It’s well known that manufacturing in the US has fallen precipitously over the last few decades, especially in places like the Midwest’s Rust Belt.
Manufacturing in the United States has endured a pretty harrowing trajectory during the past few decades. The segment of Americans working in the industry has fallen from 32.1% of the total workforce at its peak in 1953 to roughly 8.5% in 2017, according to the Bureau of Labor Statistics.
A couple of years ago Radha Mistry, who leads foresight practice at Autodesk, presented a potential future for the manufacturing industry, a much more networked and flexible future. What if small towns impacted by local plant closures, with no jobs, no money, and a dying Mains Street were instead home to a new version of the industry? One modelled around “a network of configurable microfactories that leverages the manufacturing-as-a-service concept?”

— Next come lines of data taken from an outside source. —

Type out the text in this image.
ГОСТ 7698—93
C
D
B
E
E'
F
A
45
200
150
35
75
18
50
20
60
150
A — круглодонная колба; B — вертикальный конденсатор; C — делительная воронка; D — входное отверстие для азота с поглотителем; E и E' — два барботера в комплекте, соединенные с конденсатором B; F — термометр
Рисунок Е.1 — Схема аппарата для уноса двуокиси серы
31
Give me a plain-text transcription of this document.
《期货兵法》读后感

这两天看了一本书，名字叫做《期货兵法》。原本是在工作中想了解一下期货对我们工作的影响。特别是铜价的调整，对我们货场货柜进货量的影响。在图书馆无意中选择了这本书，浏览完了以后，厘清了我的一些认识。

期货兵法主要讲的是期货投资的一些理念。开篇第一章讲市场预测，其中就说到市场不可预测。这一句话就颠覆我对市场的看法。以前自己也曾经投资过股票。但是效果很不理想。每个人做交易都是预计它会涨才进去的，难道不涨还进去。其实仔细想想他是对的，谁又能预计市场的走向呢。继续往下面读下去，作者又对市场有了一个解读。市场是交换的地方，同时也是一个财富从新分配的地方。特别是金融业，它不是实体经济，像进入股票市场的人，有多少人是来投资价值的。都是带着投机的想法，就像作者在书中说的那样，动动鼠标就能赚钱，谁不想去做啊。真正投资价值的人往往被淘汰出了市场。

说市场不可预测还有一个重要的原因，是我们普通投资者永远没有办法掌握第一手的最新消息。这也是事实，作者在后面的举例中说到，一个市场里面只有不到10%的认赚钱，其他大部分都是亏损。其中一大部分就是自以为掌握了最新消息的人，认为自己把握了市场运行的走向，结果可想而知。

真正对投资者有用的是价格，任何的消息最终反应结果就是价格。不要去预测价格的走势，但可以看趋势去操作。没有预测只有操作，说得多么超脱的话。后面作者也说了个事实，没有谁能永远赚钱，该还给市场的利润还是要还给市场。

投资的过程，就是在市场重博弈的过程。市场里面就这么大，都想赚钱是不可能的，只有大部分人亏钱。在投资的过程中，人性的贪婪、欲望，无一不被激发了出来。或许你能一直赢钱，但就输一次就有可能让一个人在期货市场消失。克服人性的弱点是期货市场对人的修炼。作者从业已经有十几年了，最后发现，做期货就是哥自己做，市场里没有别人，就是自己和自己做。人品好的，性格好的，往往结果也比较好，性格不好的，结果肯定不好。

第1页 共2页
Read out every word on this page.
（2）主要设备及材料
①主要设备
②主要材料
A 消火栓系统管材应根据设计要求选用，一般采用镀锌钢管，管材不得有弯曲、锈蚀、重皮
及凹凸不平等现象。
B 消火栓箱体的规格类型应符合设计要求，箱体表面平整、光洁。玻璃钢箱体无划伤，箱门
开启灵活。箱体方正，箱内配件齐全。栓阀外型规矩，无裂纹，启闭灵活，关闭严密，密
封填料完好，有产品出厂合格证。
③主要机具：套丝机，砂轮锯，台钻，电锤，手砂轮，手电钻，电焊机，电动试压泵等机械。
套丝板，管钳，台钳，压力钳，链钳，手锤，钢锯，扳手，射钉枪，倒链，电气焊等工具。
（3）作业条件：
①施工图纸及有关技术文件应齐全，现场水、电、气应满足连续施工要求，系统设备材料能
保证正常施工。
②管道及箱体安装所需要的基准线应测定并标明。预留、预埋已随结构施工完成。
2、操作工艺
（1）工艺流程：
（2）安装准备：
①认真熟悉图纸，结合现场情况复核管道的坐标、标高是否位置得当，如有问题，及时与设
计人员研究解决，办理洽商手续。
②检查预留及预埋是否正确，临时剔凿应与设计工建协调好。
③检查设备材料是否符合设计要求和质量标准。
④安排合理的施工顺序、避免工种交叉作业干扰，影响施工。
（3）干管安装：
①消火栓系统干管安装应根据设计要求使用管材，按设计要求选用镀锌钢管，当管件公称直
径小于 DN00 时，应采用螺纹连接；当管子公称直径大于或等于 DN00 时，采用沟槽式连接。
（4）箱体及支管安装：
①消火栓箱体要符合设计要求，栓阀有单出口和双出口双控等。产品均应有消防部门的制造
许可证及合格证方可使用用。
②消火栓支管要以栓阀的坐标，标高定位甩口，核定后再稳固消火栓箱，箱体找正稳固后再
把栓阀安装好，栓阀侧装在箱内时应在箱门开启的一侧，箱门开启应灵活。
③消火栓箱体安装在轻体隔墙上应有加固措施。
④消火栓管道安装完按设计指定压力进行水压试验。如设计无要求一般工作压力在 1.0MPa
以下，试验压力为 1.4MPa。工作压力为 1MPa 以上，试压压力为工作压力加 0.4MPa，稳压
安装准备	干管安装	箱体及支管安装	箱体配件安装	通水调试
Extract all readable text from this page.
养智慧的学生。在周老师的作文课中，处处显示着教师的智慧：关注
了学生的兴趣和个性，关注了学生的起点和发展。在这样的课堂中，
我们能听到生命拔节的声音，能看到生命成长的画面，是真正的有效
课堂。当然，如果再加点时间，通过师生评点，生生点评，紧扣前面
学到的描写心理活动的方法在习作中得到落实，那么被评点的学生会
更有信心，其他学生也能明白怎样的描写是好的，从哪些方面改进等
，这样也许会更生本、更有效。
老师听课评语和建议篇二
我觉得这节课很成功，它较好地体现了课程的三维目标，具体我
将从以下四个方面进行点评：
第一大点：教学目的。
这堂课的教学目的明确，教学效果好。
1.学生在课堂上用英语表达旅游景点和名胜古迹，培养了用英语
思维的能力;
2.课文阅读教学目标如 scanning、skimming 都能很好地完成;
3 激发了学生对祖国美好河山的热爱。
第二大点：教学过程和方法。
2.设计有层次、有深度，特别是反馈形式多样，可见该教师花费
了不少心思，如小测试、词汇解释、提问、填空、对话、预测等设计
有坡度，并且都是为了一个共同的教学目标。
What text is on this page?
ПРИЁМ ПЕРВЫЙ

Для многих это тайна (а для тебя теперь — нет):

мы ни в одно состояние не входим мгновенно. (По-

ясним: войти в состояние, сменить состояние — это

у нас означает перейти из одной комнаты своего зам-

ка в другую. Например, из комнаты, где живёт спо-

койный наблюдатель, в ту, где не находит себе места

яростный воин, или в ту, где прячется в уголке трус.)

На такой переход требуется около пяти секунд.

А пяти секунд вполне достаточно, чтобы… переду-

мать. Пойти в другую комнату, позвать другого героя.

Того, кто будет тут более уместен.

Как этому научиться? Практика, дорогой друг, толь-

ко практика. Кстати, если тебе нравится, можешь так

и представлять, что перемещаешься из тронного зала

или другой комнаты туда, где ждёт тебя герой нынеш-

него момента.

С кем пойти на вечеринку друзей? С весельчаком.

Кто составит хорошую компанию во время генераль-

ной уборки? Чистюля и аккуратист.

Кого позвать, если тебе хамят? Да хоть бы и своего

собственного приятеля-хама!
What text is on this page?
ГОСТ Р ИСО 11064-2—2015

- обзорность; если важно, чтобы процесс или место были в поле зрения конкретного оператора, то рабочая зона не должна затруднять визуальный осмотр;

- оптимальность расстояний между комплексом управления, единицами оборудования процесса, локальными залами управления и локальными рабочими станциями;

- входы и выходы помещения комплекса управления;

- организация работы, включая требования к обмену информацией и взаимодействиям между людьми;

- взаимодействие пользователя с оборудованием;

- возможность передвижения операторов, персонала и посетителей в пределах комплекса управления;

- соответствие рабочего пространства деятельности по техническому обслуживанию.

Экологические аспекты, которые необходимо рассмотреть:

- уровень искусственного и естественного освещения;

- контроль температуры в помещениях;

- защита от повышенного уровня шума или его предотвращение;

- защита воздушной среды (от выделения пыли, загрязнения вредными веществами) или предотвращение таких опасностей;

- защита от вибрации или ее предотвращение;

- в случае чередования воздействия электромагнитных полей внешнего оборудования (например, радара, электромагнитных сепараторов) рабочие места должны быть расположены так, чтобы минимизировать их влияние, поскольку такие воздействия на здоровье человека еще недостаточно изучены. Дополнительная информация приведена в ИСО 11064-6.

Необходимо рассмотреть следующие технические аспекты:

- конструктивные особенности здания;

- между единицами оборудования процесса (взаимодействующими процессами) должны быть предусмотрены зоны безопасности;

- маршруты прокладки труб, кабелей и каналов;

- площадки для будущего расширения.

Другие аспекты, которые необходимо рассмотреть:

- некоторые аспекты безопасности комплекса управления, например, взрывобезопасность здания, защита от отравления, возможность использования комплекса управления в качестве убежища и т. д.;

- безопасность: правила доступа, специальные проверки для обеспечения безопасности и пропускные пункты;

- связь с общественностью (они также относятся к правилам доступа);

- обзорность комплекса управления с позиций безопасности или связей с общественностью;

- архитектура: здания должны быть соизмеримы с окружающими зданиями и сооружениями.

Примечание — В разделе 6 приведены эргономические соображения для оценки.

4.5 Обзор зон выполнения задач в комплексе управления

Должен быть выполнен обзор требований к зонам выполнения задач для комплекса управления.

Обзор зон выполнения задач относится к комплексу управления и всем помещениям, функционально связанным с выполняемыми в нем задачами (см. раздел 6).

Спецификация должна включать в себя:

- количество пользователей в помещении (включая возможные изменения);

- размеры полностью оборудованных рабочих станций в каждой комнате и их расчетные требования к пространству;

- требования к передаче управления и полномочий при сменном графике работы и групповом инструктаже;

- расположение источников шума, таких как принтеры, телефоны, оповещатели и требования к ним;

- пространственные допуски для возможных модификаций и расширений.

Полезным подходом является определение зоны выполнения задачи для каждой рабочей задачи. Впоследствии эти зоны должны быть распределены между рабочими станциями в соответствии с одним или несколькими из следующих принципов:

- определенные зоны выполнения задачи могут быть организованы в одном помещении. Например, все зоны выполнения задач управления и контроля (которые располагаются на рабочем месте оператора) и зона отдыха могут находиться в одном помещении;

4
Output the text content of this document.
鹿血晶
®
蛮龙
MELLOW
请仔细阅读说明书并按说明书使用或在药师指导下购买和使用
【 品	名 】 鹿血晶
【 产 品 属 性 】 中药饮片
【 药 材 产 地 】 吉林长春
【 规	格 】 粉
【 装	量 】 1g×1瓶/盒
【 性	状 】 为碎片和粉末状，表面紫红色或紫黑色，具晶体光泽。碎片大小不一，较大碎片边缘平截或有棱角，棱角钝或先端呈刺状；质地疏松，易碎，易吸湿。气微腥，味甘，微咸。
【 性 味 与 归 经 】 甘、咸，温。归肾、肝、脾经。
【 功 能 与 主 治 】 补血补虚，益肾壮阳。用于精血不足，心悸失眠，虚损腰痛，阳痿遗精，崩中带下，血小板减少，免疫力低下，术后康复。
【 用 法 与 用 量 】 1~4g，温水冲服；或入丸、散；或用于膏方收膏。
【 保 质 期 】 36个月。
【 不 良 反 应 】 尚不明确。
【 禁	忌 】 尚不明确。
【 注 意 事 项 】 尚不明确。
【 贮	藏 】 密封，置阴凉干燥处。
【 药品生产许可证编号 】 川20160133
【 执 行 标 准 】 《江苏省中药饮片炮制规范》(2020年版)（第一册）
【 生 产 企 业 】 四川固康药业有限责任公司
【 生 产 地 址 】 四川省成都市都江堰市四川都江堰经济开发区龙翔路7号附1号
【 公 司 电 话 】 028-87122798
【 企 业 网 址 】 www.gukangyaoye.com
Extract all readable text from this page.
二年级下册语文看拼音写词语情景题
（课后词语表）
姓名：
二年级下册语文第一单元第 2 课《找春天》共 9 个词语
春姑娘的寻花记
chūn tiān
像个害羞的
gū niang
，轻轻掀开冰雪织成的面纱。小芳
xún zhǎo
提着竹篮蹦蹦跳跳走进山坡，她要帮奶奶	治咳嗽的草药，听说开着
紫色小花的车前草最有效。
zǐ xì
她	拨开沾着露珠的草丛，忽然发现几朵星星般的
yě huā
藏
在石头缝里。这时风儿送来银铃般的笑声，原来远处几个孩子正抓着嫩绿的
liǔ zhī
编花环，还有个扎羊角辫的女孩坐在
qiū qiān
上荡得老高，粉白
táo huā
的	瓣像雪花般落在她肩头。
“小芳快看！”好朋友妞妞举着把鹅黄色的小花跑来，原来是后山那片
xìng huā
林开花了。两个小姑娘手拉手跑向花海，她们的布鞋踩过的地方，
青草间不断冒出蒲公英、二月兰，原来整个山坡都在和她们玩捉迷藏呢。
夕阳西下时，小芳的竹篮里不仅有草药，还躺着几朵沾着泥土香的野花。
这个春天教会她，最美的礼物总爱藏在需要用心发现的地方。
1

Forward-thinking design workflows consider the afterlife of a building before it’s built: selecting low-impact materials and planning for the eventual disassembling of components to be repurposed elsewhere. As construction and manufacturing converge, could this type of innovative process extend to everything that’s made or built?
What if, somewhat like China is reinventing its Silkroad as the Belt and Road, the Rust Belt became the Rust Road?
Facilities would no longer be constrained by single-use equipment and highly specialized software tools capable of creating only a single product or part. Instead, think about one factory that could virtually upload a new toolset to reconfigure its workflow to meet new demands.
Instead of specializing in one part of a fixed process for one kind of product, workers could instead specialize in one part of a flexible system that adapts to changing products and demand.
A “nomadic systems architect” might mediate complex construction and manufacturing networks, assessing optimal technology solutions and resource constraints and then liaising between designers and builders across regions. […]
“[R]obot trainers” could be brought in to run simulations, use augmented reality (AR) and virtual reality (VR) to gather knowledge from workers, and then leverage those insights, coding them into machine-learning algorithms—ultimately training the robots to work better in partnership with humans.
Although ‘just’ a speculative scenario by Mistry’s team, these kinds of foresight exercises are based in research on real practices and trends, meant to provoke further thinking, a broadening of perspective, and thinking beyond the expected next steps, towards more innovative and, hopefully, more promising outcomes. With changing services, products, and supply chains, a network of flexible micro factories certainly sounds like an intriguing way of rekindling manufacturing regions.